ECLI:NL:RBROT:2024:1857

Rechtbank Rotterdam

Datum uitspraak
19 februari 2024
Publicatiedatum
8 maart 2024
Zaaknummer
10693833 VZ VERZ 23-8747eind
Instantie
Rechtbank Rotterdam
Type
Uitspraak
Rechtsgebied
Civiel recht; Arbeidsrecht
Procedures
  • Beschikking
Rechters
Vindplaatsen
  • Rechtspraak.nl
AI samenvatting door LexboostAutomatisch gegenereerd

Beoordeling van een deskundigenoordeel in een arbeidsconflict met betrekking tot loonvordering en arbeidsongeschiktheid

In deze zaak heeft de kantonrechter van de Rechtbank Rotterdam op 19 februari 2024 uitspraak gedaan in een arbeidsrechtelijke kwestie tussen verzoeker en verweerder.
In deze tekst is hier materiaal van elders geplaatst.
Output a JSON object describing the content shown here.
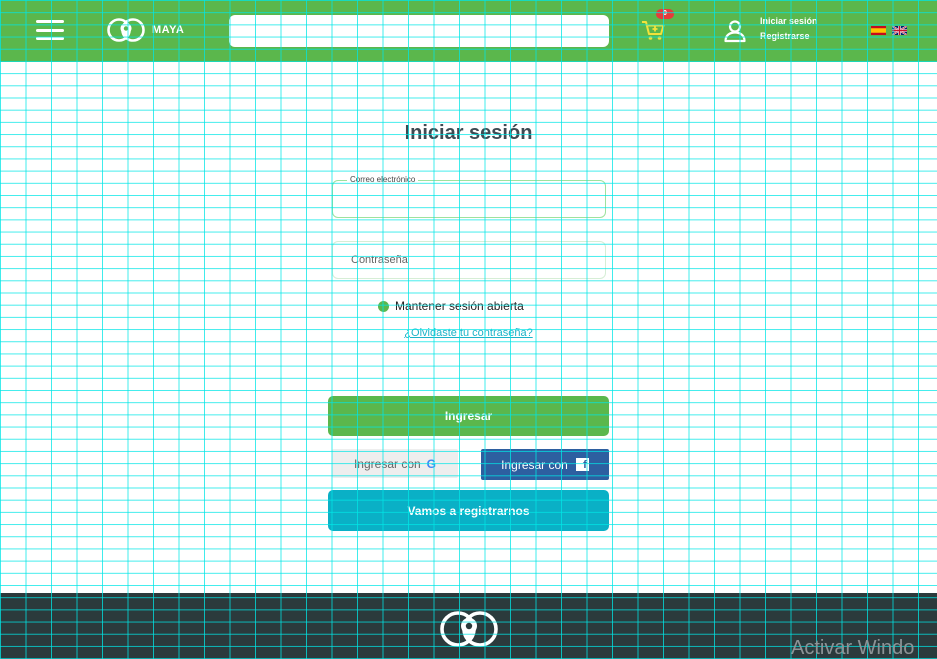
{
  "header": {
    "brand": "MAYA",
    "search_placeholder": "",
    "cart_count": "0",
    "login_link": "Iniciar sesión",
    "register_link": "Registrarse"
  },
  "main": {
    "title": "Iniciar sesión",
    "email_label": "Correo electrónico",
    "email_value": "",
    "password_placeholder": "Contraseña",
    "keep_session_label": "Mantener sesión abierta",
    "forgot_link": "¿Olvidaste tu contraseña?",
    "login_button": "Ingresar",
    "google_button": "Ingresar con",
    "facebook_button": "Ingresar con",
    "register_button": "Vamos a registrarnos"
  },
  "footer": {
    "watermark": "Activar Windo"
  },
  "colors": {
    "header_green": "#5bb74c",
    "register_cyan": "#0ab0c6",
    "facebook_blue": "#2d5fa0",
    "footer_dark": "#2b3a3c"
  },
  "icons": {
    "menu": "hamburger-icon",
    "logo": "maya-logo",
    "cart": "cart-icon",
    "user": "user-icon",
    "flag_es": "spain-flag-icon",
    "flag_en": "uk-flag-icon",
    "google": "google-icon",
    "facebook": "facebook-icon"
  }
}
Verzoeker had een loonvordering ingediend en stelde dat hij arbeidsongeschikt was voor zijn eigen werk als keukenmedewerker. De kantonrechter heeft verzoeker in de gelegenheid gesteld om een deskundigenoordeel van het UWV over te leggen ter onderbouwing van zijn ziekte. Dit deskundigenoordeel werd op 6 januari 2024 ingediend, maar de kantonrechter kon hieraan niet de waarde hechten die verzoeker eraan gehecht wilde zien. De verzekeringsarts van het UWV had geen hoor en wederhoor toegepast en onvoldoende inzicht gegeven in zijn oordeel over de arbeidsongeschiktheid van verzoeker.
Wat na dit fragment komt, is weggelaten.